When the Civil War began, Norris joined the Union troops, eventually rising to the rank of Colonel. He served as a spy behind Confederate Lines and Captain of the West Virginia Mountain Scouts. While fighting near Laurel Mountain, West Virginia, Norris's horse was shot out from underneath him, severely injuring his shoulder and spinal cord.

After his injury, Norris returned to Pioneer and was elected to the Ohio Legislature. Later, he became a member of the United States Sanitary Commission, caring for the wounded at the Battle of Spotsylvania Court House, and also served at the Confederate prison on Kelley's Island.

After the Civil War, Norris moved to Michigan, where he managed land which belonged to officers and soldiers of both the Union and Confederate armies as part of a federal contract. In 1873, he founded the town of Norris, now within the boundaries of Detroit but then in Wayne County and built the Two Way Inn, which was originally the village's jail and general store. He lived there for a few years until he built a nearby house, which is now on the National Register of Historic Places. There he ran a real estate business.

To ensure the success of his community, Norris drained the creek that ran through the area to open up land for farming. He also recruited the railroad to run through the area and maintained the plank road that ran between Detroit and Mount Clemens, operating a tollbooth located in the village.

In 1870, Norris again traveled west, entering the Yellowstone Park area; he returned again in 1875. During this time, Norris wrote a series of articles on "The Great West" which were published in the Norris, Michigan Suburban.

== Yellowstone ==
In 1877, Norris became the second superintendent of Yellowstone National Park, a position he held until 1882. It was only in June 1878, however, that Congress finally approved a salary of $10,000 a year for the park's superintendent, as well as minimal funds "to protect, preserve, and improve the Park." Norris hired Harry Yount to control poaching and vandalism in the park, leading Yount to be considered the first National Park ranger.

When Norris arrived in 1877 there were approximately 32 miles (51 km) of roads and 108 miles (173 km) of trails. By the time he left in 1882, there were five times as many roads and twice as many trails. The roads were crude and many described them as only "fair" wagon trails. Still, they provided access to "the land of wonders."

While superintendent, Norris published five annual reports. Three mountain peaks, including Mount Norris, one geyser basin, and one pass in Yellowstone are named after Norris.

== Afterward ==
Norris was removed from his post at Yellowstone in 1882 due to political maneuvering. In 1883, he published a volume of verse entitled, The calumet of the Coteau, and other poetical legends of the border. Also, a glossary of Indian names, words and western provincialisms.
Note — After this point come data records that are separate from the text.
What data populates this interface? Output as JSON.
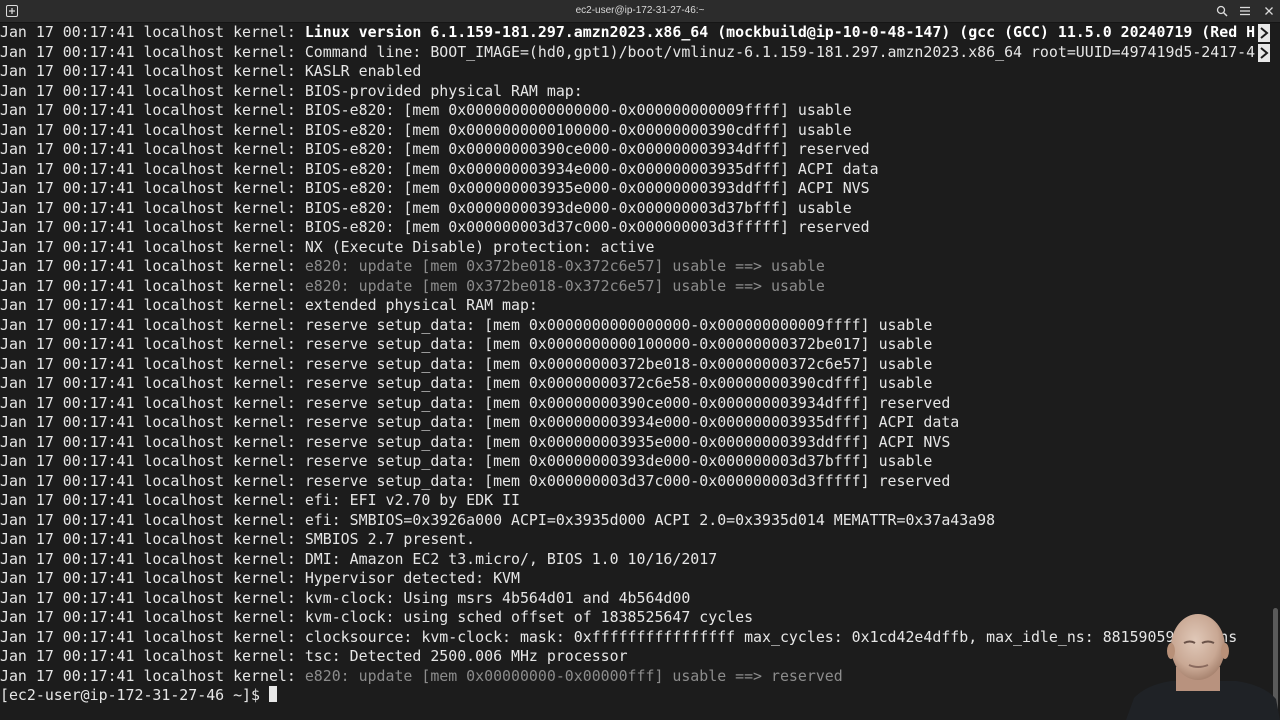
{
  "window": {
    "title": "ec2-user@ip-172-31-27-46:~",
    "icons": [
      "new-tab-icon",
      "search-icon",
      "hamburger-menu-icon",
      "close-icon"
    ]
  },
  "terminal": {
    "line_prefix": "Jan 17 00:17:41 localhost kernel: ",
    "lines": [
      {
        "msg": "Linux version 6.1.159-181.297.amzn2023.x86_64 (mockbuild@ip-10-0-48-147) (gcc (GCC) 11.5.0 20240719 (Red H",
        "style": "bold",
        "truncated": true
      },
      {
        "msg": "Command line: BOOT_IMAGE=(hd0,gpt1)/boot/vmlinuz-6.1.159-181.297.amzn2023.x86_64 root=UUID=497419d5-2417-4",
        "style": "normal",
        "truncated": true
      },
      {
        "msg": "KASLR enabled",
        "style": "normal"
      },
      {
        "msg": "BIOS-provided physical RAM map:",
        "style": "normal"
      },
      {
        "msg": "BIOS-e820: [mem 0x0000000000000000-0x000000000009ffff] usable",
        "style": "normal"
      },
      {
        "msg": "BIOS-e820: [mem 0x0000000000100000-0x00000000390cdfff] usable",
        "style": "normal"
      },
      {
        "msg": "BIOS-e820: [mem 0x00000000390ce000-0x000000003934dfff] reserved",
        "style": "normal"
      },
      {
        "msg": "BIOS-e820: [mem 0x000000003934e000-0x000000003935dfff] ACPI data",
        "style": "normal"
      },
      {
        "msg": "BIOS-e820: [mem 0x000000003935e000-0x00000000393ddfff] ACPI NVS",
        "style": "normal"
      },
      {
        "msg": "BIOS-e820: [mem 0x00000000393de000-0x000000003d37bfff] usable",
        "style": "normal"
      },
      {
        "msg": "BIOS-e820: [mem 0x000000003d37c000-0x000000003d3fffff] reserved",
        "style": "normal"
      },
      {
        "msg": "NX (Execute Disable) protection: active",
        "style": "normal"
      },
      {
        "msg": "e820: update [mem 0x372be018-0x372c6e57] usable ==> usable",
        "style": "dim"
      },
      {
        "msg": "e820: update [mem 0x372be018-0x372c6e57] usable ==> usable",
        "style": "dim"
      },
      {
        "msg": "extended physical RAM map:",
        "style": "normal"
      },
      {
        "msg": "reserve setup_data: [mem 0x0000000000000000-0x000000000009ffff] usable",
        "style": "normal"
      },
      {
        "msg": "reserve setup_data: [mem 0x0000000000100000-0x00000000372be017] usable",
        "style": "normal"
      },
      {
        "msg": "reserve setup_data: [mem 0x00000000372be018-0x00000000372c6e57] usable",
        "style": "normal"
      },
      {
        "msg": "reserve setup_data: [mem 0x00000000372c6e58-0x00000000390cdfff] usable",
        "style": "normal"
      },
      {
        "msg": "reserve setup_data: [mem 0x00000000390ce000-0x000000003934dfff] reserved",
        "style": "normal"
      },
      {
        "msg": "reserve setup_data: [mem 0x000000003934e000-0x000000003935dfff] ACPI data",
        "style": "normal"
      },
      {
        "msg": "reserve setup_data: [mem 0x000000003935e000-0x00000000393ddfff] ACPI NVS",
        "style": "normal"
      },
      {
        "msg": "reserve setup_data: [mem 0x00000000393de000-0x000000003d37bfff] usable",
        "style": "normal"
      },
      {
        "msg": "reserve setup_data: [mem 0x000000003d37c000-0x000000003d3fffff] reserved",
        "style": "normal"
      },
      {
        "msg": "efi: EFI v2.70 by EDK II",
        "style": "normal"
      },
      {
        "msg": "efi: SMBIOS=0x3926a000 ACPI=0x3935d000 ACPI 2.0=0x3935d014 MEMATTR=0x37a43a98",
        "style": "normal"
      },
      {
        "msg": "SMBIOS 2.7 present.",
        "style": "normal"
      },
      {
        "msg": "DMI: Amazon EC2 t3.micro/, BIOS 1.0 10/16/2017",
        "style": "normal"
      },
      {
        "msg": "Hypervisor detected: KVM",
        "style": "normal"
      },
      {
        "msg": "kvm-clock: Using msrs 4b564d01 and 4b564d00",
        "style": "normal"
      },
      {
        "msg": "kvm-clock: using sched offset of 1838525647 cycles",
        "style": "normal"
      },
      {
        "msg": "clocksource: kvm-clock: mask: 0xffffffffffffffff max_cycles: 0x1cd42e4dffb, max_idle_ns: 881590591483 ns",
        "style": "normal"
      },
      {
        "msg": "tsc: Detected 2500.006 MHz processor",
        "style": "normal"
      },
      {
        "msg": "e820: update [mem 0x00000000-0x00000fff] usable ==> reserved",
        "style": "dim"
      }
    ],
    "prompt": "[ec2-user@ip-172-31-27-46 ~]$ "
  },
  "colors": {
    "background": "#1c1c1c",
    "text": "#e6e6e6",
    "bold_text": "#ffffff",
    "dim_text": "#8c8c8c",
    "titlebar": "#2c2c2c"
  }
}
Together with a guide-book of the Yellowstone national park.

Afterward, he worked in ethnological research for the Smithsonian Institution. In 1885, Norris fell ill in Rocky Hill, Kentucky, while working for the Smithsonian. After a brief illness, he died in Rocky Hill, on January 14, 1885. He was buried at Elmwood Cemetery in Detroit three days later, and shortly thereafter his body was moved to Woodmere Cemetery.